ドビュッシーから空(くう)の余韻
クラシック音楽と一括りにはすることは意味がない。ベートーヴェンとモーツァルトは生涯の友と思うけど、いつも聴きたいわけではない。いまの季節だと、南フランスから地中海にかけての風合いに憧れる。

例えば、フォーレの「ペレアスとメリザンド序曲」。それからヴィラ・ロボスも含めてスペインのギター曲。ドビューシーなら「牧神の午後への前奏曲」「交響詩 海」(有名でない小品のなかにも印象的な作品があるけれど)。なかでもピアノ曲は心浮き立つ。

この爽快感はなんだろう? 感覚でずばっと切り込まれていくけど、それでいてかたまり感がある。それが次の瞬間にはない。空気が生成消滅していくような。

だから、演奏もサンソン・フランソワが好きだ。直感の一筆書きであって、はらりとこぼれるひらめきの瞬間。ドビューシーの音楽に光と影を与えているようだ。

特に「喜びの島」は、まばゆさが散乱して匂い立つ佳曲。尖った音楽が一瞬一瞬積み重ねられていく。そのきらめきが次のパッセージに移っていって、もうそこにはいない。
時間も移りゆき、ぼくもそこにはいない。― 空(くう)の余韻。どれだけの豊かさもこの一瞬の光に及ばない。だから喜びの島。
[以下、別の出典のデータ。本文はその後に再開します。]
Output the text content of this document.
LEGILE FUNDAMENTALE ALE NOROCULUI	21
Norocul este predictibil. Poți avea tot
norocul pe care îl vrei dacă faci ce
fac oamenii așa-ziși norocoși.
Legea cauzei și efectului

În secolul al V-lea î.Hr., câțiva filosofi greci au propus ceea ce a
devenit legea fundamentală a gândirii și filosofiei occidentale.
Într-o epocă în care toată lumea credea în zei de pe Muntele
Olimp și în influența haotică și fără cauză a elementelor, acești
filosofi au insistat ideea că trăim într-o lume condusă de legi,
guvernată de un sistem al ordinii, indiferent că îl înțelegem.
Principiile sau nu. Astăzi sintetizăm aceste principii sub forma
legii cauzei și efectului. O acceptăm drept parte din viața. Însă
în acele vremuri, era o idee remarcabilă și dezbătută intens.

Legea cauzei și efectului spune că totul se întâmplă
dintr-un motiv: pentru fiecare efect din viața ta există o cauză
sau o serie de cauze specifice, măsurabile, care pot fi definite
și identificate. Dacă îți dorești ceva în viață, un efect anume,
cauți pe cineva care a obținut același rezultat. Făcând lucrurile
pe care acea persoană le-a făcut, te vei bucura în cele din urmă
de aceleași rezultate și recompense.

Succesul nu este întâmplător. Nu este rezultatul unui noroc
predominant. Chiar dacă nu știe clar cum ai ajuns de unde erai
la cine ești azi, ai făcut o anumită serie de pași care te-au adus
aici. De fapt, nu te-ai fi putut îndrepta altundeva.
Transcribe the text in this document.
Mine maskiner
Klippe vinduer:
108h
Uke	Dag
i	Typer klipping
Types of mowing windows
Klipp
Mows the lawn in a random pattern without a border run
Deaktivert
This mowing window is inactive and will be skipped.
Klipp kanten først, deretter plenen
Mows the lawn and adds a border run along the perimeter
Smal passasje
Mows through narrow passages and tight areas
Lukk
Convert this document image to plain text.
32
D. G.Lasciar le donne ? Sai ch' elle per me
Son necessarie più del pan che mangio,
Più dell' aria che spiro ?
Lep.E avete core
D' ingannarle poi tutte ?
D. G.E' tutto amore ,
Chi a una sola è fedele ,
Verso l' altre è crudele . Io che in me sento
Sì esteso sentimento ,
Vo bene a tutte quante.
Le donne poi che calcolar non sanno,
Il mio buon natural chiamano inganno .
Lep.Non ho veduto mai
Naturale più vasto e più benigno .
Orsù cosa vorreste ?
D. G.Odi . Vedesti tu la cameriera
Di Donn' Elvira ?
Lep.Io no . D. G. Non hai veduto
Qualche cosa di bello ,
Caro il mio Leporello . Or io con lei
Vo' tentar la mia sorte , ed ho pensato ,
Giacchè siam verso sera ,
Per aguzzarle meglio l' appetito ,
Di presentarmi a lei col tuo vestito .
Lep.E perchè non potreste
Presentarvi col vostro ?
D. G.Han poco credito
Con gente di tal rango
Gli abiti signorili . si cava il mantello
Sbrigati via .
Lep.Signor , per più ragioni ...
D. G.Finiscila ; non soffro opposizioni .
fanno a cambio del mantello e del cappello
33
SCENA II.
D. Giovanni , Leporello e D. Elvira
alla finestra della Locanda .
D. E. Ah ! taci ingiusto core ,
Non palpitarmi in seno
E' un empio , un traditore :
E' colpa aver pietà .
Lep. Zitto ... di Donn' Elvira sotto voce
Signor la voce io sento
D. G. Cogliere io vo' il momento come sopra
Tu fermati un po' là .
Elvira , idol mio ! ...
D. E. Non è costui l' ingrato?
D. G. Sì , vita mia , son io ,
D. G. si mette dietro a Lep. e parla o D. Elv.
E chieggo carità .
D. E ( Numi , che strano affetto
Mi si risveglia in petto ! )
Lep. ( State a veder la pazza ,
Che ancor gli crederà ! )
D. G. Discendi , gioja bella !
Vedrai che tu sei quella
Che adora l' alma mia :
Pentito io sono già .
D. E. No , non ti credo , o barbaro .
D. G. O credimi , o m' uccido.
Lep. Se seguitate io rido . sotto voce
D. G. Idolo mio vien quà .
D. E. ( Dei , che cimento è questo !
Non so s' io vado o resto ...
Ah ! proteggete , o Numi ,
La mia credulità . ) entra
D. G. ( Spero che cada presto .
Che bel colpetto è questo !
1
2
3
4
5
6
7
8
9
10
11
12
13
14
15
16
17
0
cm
ドビュッシーが好きなのは、この音楽を聴きながら人生に重ねているから?



フランソワのドビュッシーのなかでも、アナログレコードの廉価版としてエンジェルから出ていたドビュッシーピアノ名曲集がある。最新のリマスタリングをかけた「ドビュッシーピアノ集」(1)〜(3)もある。


ドビュッシーから想像して「空と海」の壁紙をつくりました。撮影地は南阿波のとある場所。大きさは、1074×768です。